The use of ‘imports’ and ‘suggests’ in package dependencies is a potentially significant shift in coding practices, focusing on precision, efficiency, and improved collaboration. In the long run, this can contribute to more robust software and applications. Developers will likely see shorter debugging times and fewer integration issues, especially when merging code written by different teams.
However, it’s also possible that an overuse of ‘suggests’ may end up confusing less experienced developers who might struggle to understand why certain code options aren’t working due to optional dependencies not being present. Thus, it’s vital to ensure these dependencies are documented clearly.
Actionable Advice
- Understand the difference between ‘imports’ and ‘suggests’ – the former is crucial for your package to function properly, while the latter should be used for little-used dependencies.
- If you’re going to use ‘suggests’ for a dependency, make sure to apply the requireNamespace() function. This prevents errors when integrating and lets you give clear error messages for missing dependencies. This can save time debugging issues related to missing dependencies.
- Document each dependency clearly, whether it’s an ‘import’ or a ‘suggest’. Do this within your code and also in end-user documentation like your README file. This prevents future confusion.
- To avoid mix-ups, it’s recommended to call indicates functions with unused packages in the format: pkg::function().
- If bullet-proofing checks with unit tests, ensure missing dependencies are caught during local check stage before pushing the code to continuous integration pipelines.
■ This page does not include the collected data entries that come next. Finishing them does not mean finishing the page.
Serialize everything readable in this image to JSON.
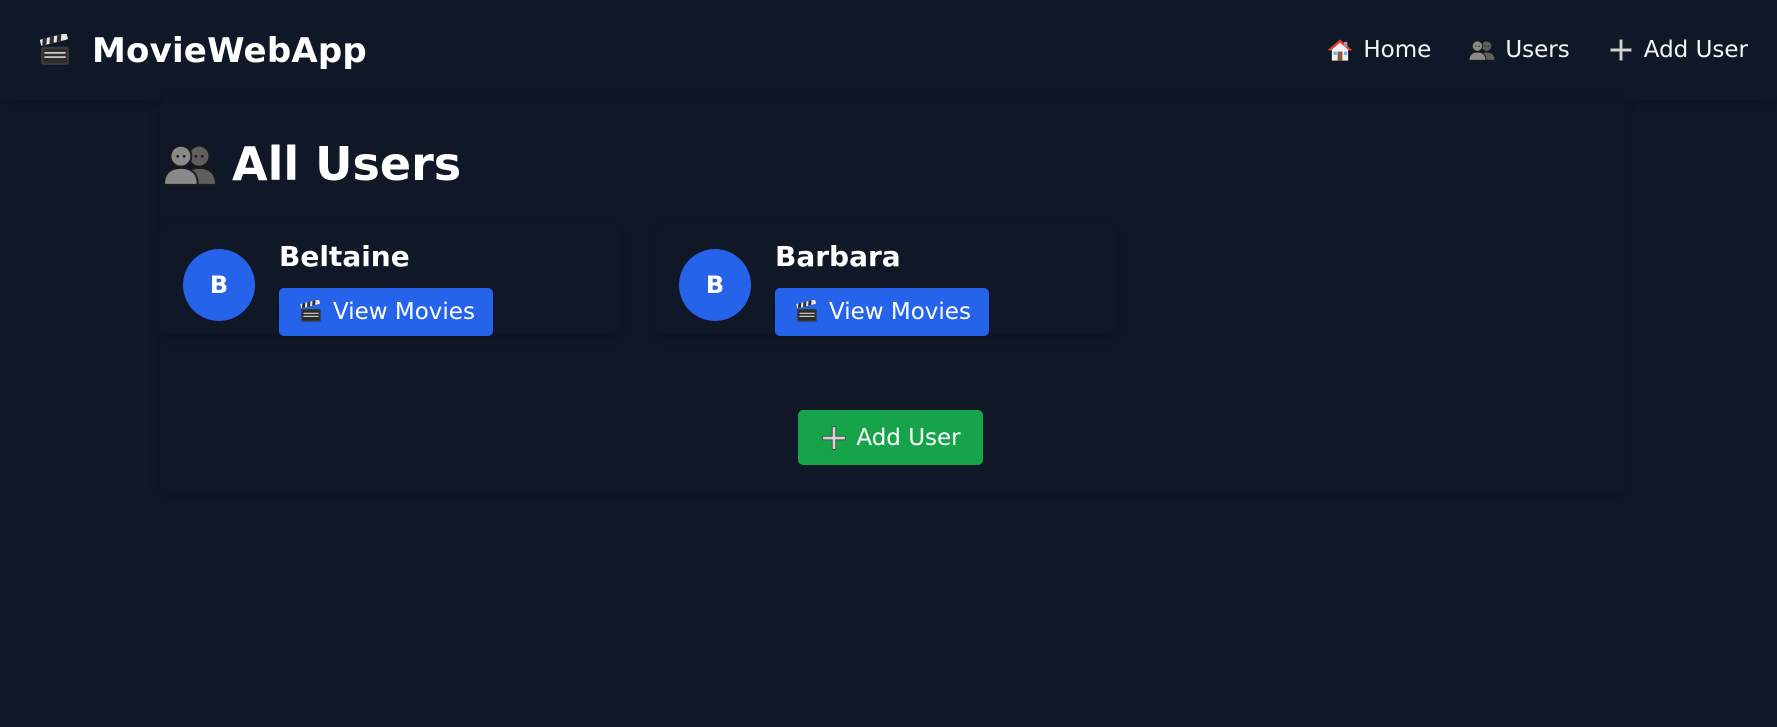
{
  "nav": {
    "brand_title": "MovieWebApp",
    "brand_icon": "clapperboard-icon",
    "links": [
      {
        "label": "Home",
        "icon": "house-icon"
      },
      {
        "label": "Users",
        "icon": "users-icon"
      },
      {
        "label": "Add User",
        "icon": "plus-icon"
      }
    ]
  },
  "main": {
    "heading": "All Users",
    "heading_icon": "users-icon",
    "users": [
      {
        "initial": "B",
        "name": "Beltaine",
        "button_label": "View Movies",
        "button_icon": "clapperboard-icon"
      },
      {
        "initial": "B",
        "name": "Barbara",
        "button_label": "View Movies",
        "button_icon": "clapperboard-icon"
      }
    ],
    "add_button_label": "Add User",
    "add_button_icon": "plus-icon"
  },
  "colors": {
    "background": "#111827",
    "primary": "#2563eb",
    "success": "#16a34a",
    "text": "#ffffff"
  }
}
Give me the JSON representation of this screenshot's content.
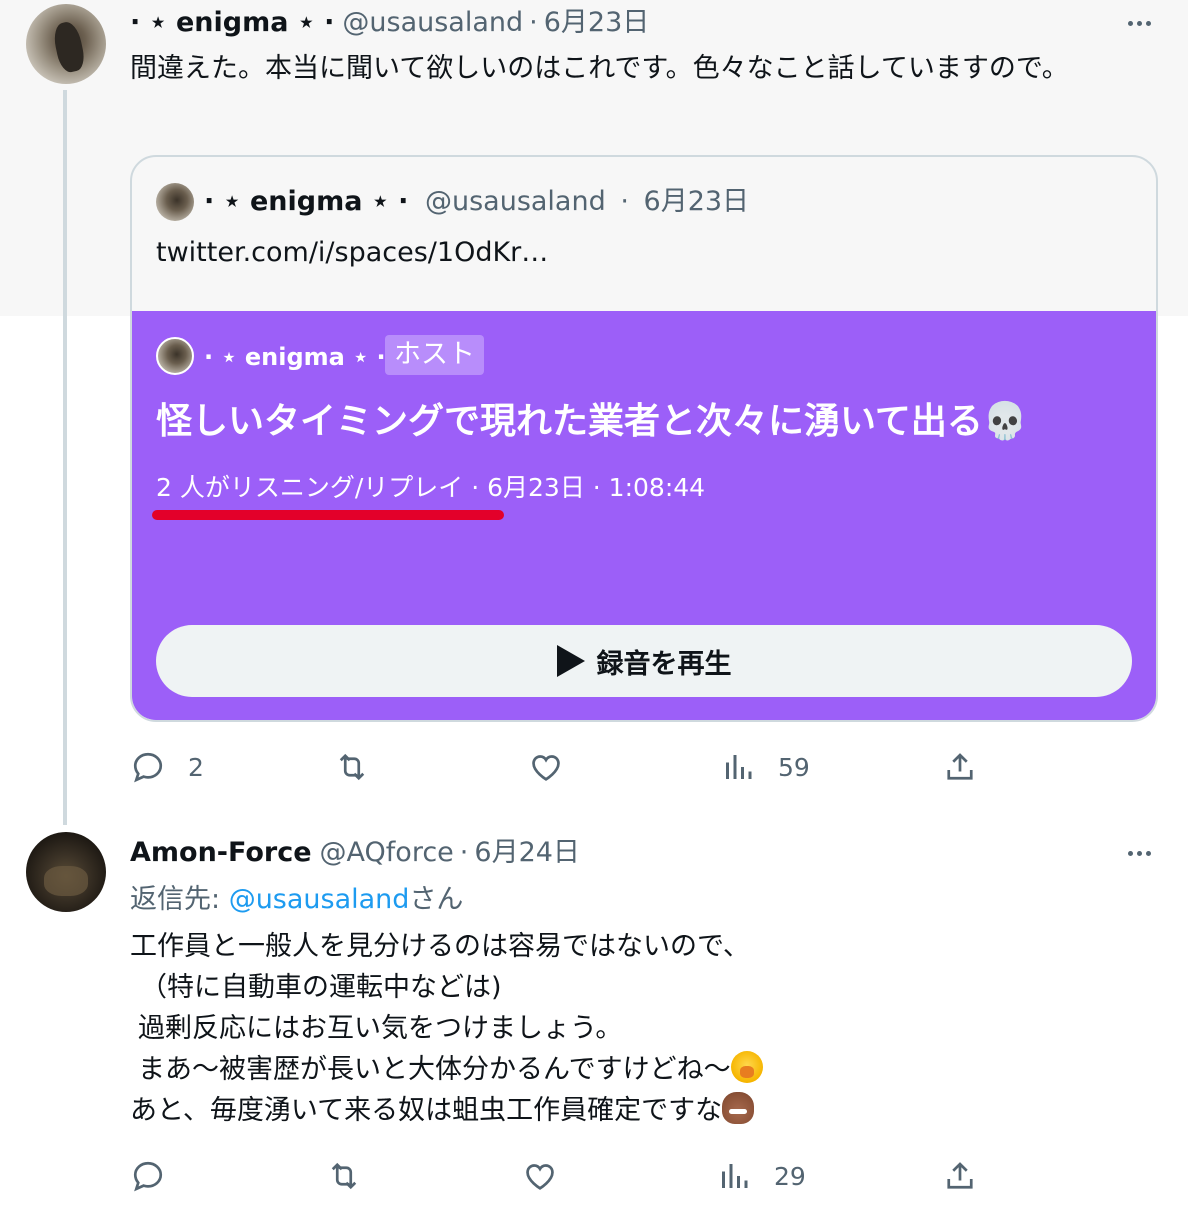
{
  "tweet1": {
    "name": "⋅ ⋆ enigma ⋆ ⋅",
    "handle": "@usausaland",
    "separator": "·",
    "date": "6月23日",
    "text": "間違えた。本当に聞いて欲しいのはこれです。色々なこと話していますので。",
    "quote": {
      "name": "⋅ ⋆ enigma ⋆ ⋅",
      "handle": "@usausaland",
      "date": "6月23日",
      "link_text": "twitter.com/i/spaces/1OdKr…",
      "space": {
        "host_name": "⋅ ⋆ enigma ⋆ ⋅",
        "host_badge": "ホスト",
        "title": "怪しいタイミングで現れた業者と次々に湧いて出る💀",
        "listeners": "2 人がリスニング/リプレイ",
        "meta_rest": " · 6月23日 · 1:08:44",
        "play_label": "録音を再生"
      }
    },
    "actions": {
      "replies": "2",
      "retweets": "",
      "likes": "",
      "views": "59"
    }
  },
  "tweet2": {
    "name": "Amon-Force",
    "handle": "@AQforce",
    "separator": "·",
    "date": "6月24日",
    "reply_prefix": "返信先: ",
    "reply_mention": "@usausaland",
    "reply_suffix": "さん",
    "lines": [
      "工作員と一般人を見分けるのは容易ではないので、",
      "（特に自動車の運転中などは)",
      "過剰反応にはお互い気をつけましょう。",
      "まあ～被害歴が長いと大体分かるんですけどね～",
      "あと、毎度湧いて来る奴は蛆虫工作員確定ですな"
    ],
    "actions": {
      "replies": "",
      "retweets": "",
      "likes": "",
      "views": "29"
    }
  },
  "icons": {
    "reply": "reply-icon",
    "retweet": "retweet-icon",
    "like": "heart-icon",
    "views": "views-icon",
    "share": "share-icon",
    "more": "more-icon"
  },
  "colors": {
    "space_purple": "#9c5ff8",
    "link_blue": "#1d9bf0",
    "underline_red": "#e3002a"
  }
}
This saves time and allows for quicker responses.
- Where possible, during CI use devtools::install() with dependencies = TRUE in your .yaml file. This will ensure suggested packages are correctly installed and could save you time tracking down issues later.
In conclusion, ensuring proper management of package dependencies forms an integral part towards writing clean, efficient, and collaborative code. By following the tips listed above, you can ensure smooth functioning of your packages and avoid unnecessary debugging or code-review processes.